In this new phase, which will be launched and run over the next 12 months and has a budget of just shy of $1 million, the effort will be aimed more intensely at in-state students but will apply out of state, as well. Baldwin referenced the UW board’s decision last week to nearly quintuple need-based financial aid to Wyoming students.
Baldwin said much of the out-of-state phase of the campaign will be digital advertising, and the university is working with an Iowa-based consulting group to develop the exact targets for the ads. That marketing effort will include the slogan and the sub-slogans that were used last year.
That digital advertising will also be used in Wyoming, to target both traditional and nontraditional students.
Meanwhile, the school will begin holding events across several UW counties, Baldwin said. An effort to use student and alumni ambassadors — which Baldwin declined to describe — is also in the works. He described the events as “monthly,” so roughly half of Wyoming’s 23 counties may play host to the university.
“These events will be things we invite the public to, alumni, prospective students,” he said. “We’ll have new videos to show, alumni and student ambassadors that I mentioned before to talk to their local communities.”
He said the events will be somewhere between an informational session and the pep rallies held in Casper this year and last year. He said the events would likely have “some athletic presence.”
Baldwin noted that the slogan campaign and the outreach events are part of the university’s strategic plan goal to hit a certain enrollment benchmark over the next few years.
Asked if he had heard any concern about continuing the campaign for another year and expanding it, Baldwin said he hadn’t.
“That’s not to say everybody on campus loves it, but I think there’s a recognition by lots of people that there was widespread support in the state and out of state,” he said.

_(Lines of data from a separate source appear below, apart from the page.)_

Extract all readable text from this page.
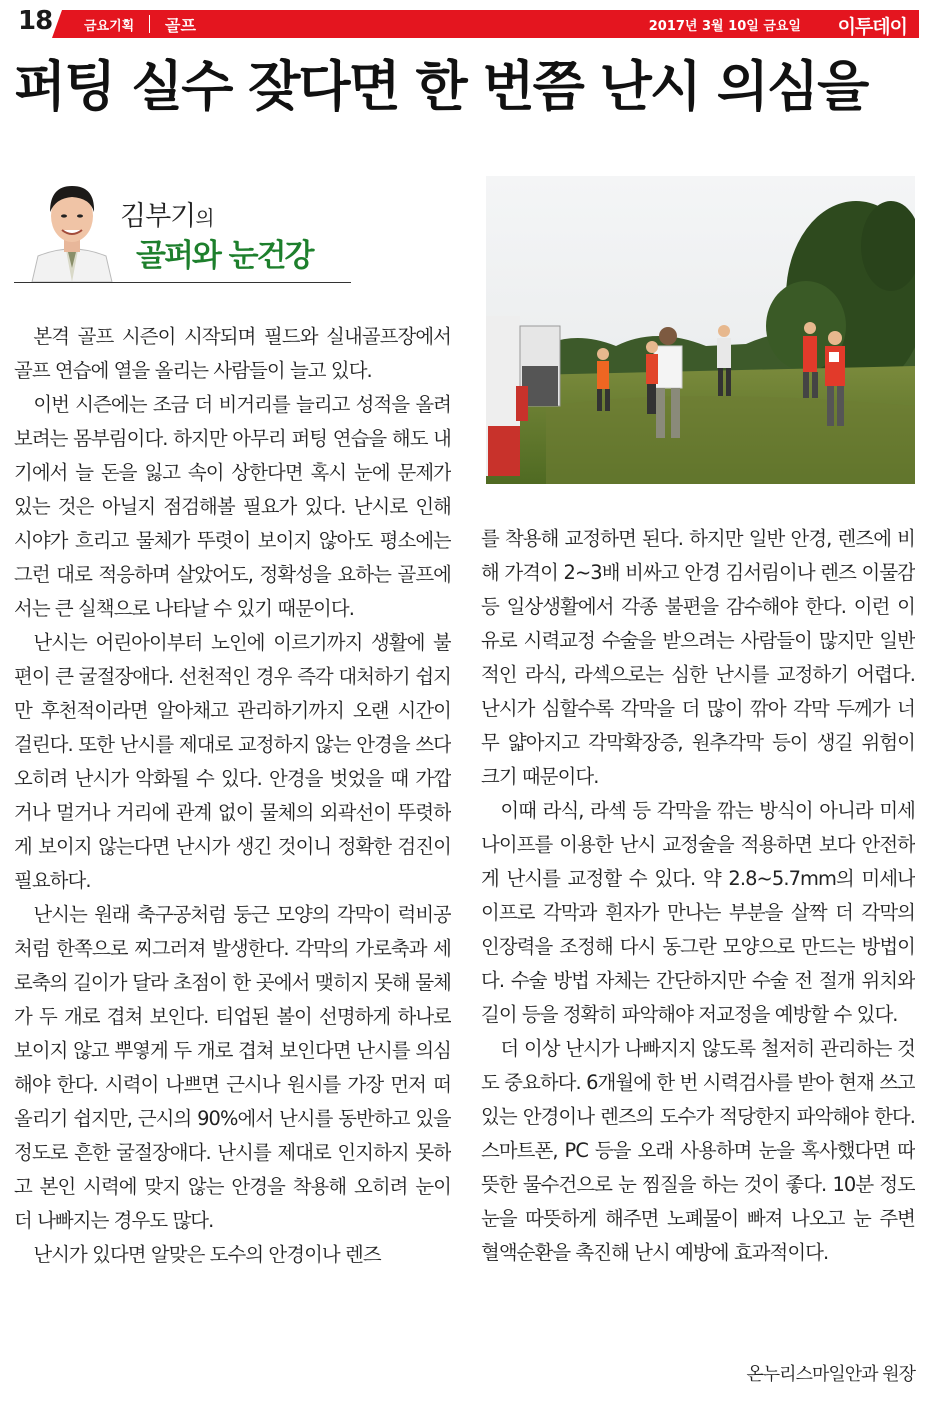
18 금요기획 골프	2017년 3월 10일 금요일 이투데이
퍼팅 실수 잦다면 한 번쯤 난시 의심을
김부기의
골퍼와 눈건강

본격 골프 시즌이 시작되며 필드와 실내골프장에서 골프 연습에 열을 올리는 사람들이 늘고 있다.

이번 시즌에는 조금 더 비거리를 늘리고 성적을 올려보려는 몸부림이다. 하지만 아무리 퍼팅 연습을 해도 내기에서 늘 돈을 잃고 속이 상한다면 혹시 눈에 문제가 있는 것은 아닐지 점검해볼 필요가 있다. 난시로 인해 시야가 흐리고 물체가 뚜렷이 보이지 않아도 평소에는 그런 대로 적응하며 살았어도, 정확성을 요하는 골프에서는 큰 실책으로 나타날 수 있기 때문이다.

난시는 어린아이부터 노인에 이르기까지 생활에 불편이 큰 굴절장애다. 선천적인 경우 즉각 대처하기 쉽지만 후천적이라면 알아채고 관리하기까지 오랜 시간이 걸린다. 또한 난시를 제대로 교정하지 않는 안경을 쓰다 오히려 난시가 악화될 수 있다. 안경을 벗었을 때 가깝거나 멀거나 거리에 관계 없이 물체의 외곽선이 뚜렷하게 보이지 않는다면 난시가 생긴 것이니 정확한 검진이 필요하다.

난시는 원래 축구공처럼 둥근 모양의 각막이 럭비공처럼 한쪽으로 찌그러져 발생한다. 각막의 가로축과 세로축의 길이가 달라 초점이 한 곳에서 맺히지 못해 물체가 두 개로 겹쳐 보인다. 티업된 볼이 선명하게 하나로 보이지 않고 뿌옇게 두 개로 겹쳐 보인다면 난시를 의심해야 한다. 시력이 나쁘면 근시나 원시를 가장 먼저 떠올리기 쉽지만, 근시의 90%에서 난시를 동반하고 있을 정도로 흔한 굴절장애다. 난시를 제대로 인지하지 못하고 본인 시력에 맞지 않는 안경을 착용해 오히려 눈이 더 나빠지는 경우도 많다.

난시가 있다면 알맞은 도수의 안경이나 렌즈

를 착용해 교정하면 된다. 하지만 일반 안경, 렌즈에 비해 가격이 2~3배 비싸고 안경 김서림이나 렌즈 이물감 등 일상생활에서 각종 불편을 감수해야 한다. 이런 이유로 시력교정 수술을 받으려는 사람들이 많지만 일반적인 라식, 라섹으로는 심한 난시를 교정하기 어렵다. 난시가 심할수록 각막을 더 많이 깎아 각막 두께가 너무 얇아지고 각막확장증, 원추각막 등이 생길 위험이 크기 때문이다.

이때 라식, 라섹 등 각막을 깎는 방식이 아니라 미세나이프를 이용한 난시 교정술을 적용하면 보다 안전하게 난시를 교정할 수 있다. 약 2.8~5.7mm의 미세나이프로 각막과 흰자가 만나는 부분을 살짝 더 각막의 인장력을 조정해 다시 동그란 모양으로 만드는 방법이다. 수술 방법 자체는 간단하지만 수술 전 절개 위치와 길이 등을 정확히 파악해야 저교정을 예방할 수 있다.

더 이상 난시가 나빠지지 않도록 철저히 관리하는 것도 중요하다. 6개월에 한 번 시력검사를 받아 현재 쓰고 있는 안경이나 렌즈의 도수가 적당한지 파악해야 한다. 스마트폰, PC 등을 오래 사용하며 눈을 혹사했다면 따뜻한 물수건으로 눈 찜질을 하는 것이 좋다. 10분 정도 눈을 따뜻하게 해주면 노폐물이 빠져 나오고 눈 주변 혈액순환을 촉진해 난시 예방에 효과적이다.

온누리스마일안과 원장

Ken Chestek, a UW law professor and the Faculty Senate chair, said he wasn’t aware that there would be another phase of the campaign and so he hadn’t spoken with any faculty about any concerns people may have with it. Another faculty member who spoke out against the slogan last year — and said she received widespread abuse because of her opposition — said she wasn’t aware there would be a second phase, wasn’t familiar with what this new effort would entail and thus declined to comment.